As the U.S. House of Representatives prepares for a historic vote on the issue later today, Legal Aid strongly urges every member of Congress to support making the District of Columbia the 51st state of the Union. The case for D.C. statehood has always been compelling, but in light of the national pandemic and a renewed spotlight on deep racial inequities, it is more powerful now than ever.
The District of Columbia is more populous than Vermont and Wyoming, and its more than 705,000 residents pay more in taxes than do the residents of 22 of the 50 states. Yet D.C. has no representation in Congress. D.C.’s lone delegate, Eleanor Holmes Norton, is a non-voting member of the House, and D.C. lacks a voice all together in the Senate. And unique to the District and the District alone, any permanent changes to our laws must be sent to Congress for a period of 30 days (or 60 days for certain criminal legislation) before becoming effective.

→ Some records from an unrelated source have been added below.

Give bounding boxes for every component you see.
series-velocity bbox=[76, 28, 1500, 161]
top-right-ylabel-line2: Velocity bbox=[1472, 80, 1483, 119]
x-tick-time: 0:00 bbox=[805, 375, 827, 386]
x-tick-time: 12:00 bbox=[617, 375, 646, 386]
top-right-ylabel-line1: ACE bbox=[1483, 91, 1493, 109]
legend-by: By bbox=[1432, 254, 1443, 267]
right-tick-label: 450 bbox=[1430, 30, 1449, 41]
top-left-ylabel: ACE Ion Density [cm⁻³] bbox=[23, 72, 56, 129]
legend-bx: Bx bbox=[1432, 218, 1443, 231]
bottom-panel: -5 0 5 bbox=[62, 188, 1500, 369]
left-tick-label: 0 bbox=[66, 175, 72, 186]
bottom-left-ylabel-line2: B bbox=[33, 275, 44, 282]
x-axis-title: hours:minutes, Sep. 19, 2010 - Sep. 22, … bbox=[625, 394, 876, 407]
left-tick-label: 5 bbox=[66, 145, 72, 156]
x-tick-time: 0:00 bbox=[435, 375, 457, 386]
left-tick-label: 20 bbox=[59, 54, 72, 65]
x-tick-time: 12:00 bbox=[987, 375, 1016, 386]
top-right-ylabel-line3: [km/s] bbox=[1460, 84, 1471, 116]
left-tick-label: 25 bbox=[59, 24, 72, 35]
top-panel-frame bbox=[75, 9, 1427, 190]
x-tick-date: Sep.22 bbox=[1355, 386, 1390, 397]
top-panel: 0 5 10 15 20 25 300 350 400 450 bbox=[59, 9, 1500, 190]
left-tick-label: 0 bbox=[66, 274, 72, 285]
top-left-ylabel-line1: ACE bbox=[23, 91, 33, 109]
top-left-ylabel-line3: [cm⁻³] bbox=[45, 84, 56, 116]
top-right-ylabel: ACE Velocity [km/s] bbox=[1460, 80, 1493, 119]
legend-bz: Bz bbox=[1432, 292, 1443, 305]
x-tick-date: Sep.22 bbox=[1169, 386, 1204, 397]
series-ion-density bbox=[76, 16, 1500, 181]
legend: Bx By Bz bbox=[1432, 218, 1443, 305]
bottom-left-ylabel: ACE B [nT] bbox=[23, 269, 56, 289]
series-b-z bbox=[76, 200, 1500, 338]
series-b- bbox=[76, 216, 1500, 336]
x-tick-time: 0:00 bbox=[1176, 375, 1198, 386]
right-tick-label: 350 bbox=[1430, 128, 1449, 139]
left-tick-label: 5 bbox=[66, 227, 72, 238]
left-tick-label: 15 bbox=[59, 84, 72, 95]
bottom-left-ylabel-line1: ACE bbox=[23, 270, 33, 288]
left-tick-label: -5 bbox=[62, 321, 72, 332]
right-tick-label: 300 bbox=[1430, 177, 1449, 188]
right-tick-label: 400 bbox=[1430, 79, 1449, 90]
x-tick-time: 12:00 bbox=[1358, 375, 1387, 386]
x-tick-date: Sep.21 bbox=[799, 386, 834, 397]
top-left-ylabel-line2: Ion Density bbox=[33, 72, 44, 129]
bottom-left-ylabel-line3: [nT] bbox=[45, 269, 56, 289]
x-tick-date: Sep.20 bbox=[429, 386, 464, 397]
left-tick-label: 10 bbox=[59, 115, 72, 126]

Moreover, as Mayor Muriel Bowser stated in a recent Washington Post op-ed: “the fight for statehood cannot be separated from the fight for racial justice.” Black people make up a larger proportion of the population in the District than in any other state. In recent months and weeks, the absence of a voice and autonomy in governance had concrete -- very clearly racially disparate -- consequences: D.C. was unable to resist federal riot teams and National Guard members from other states entering its borders to police the protests, for instance, and D.C. received substantially less in federal Coronavirus stimulus funds than other similarly situated states, even though it had more infections.
A vote like the one that will be held today presents the United States with a unique opportunity to live up to its ideals. Congress last held a vote on D.C. statehood in 1993. It is time to end what House Speaker Nancy Pelosi called an “unjust, unequal, undemocratic and unacceptable” political artifact of history. It is time to grant statehood to the District of Columbia.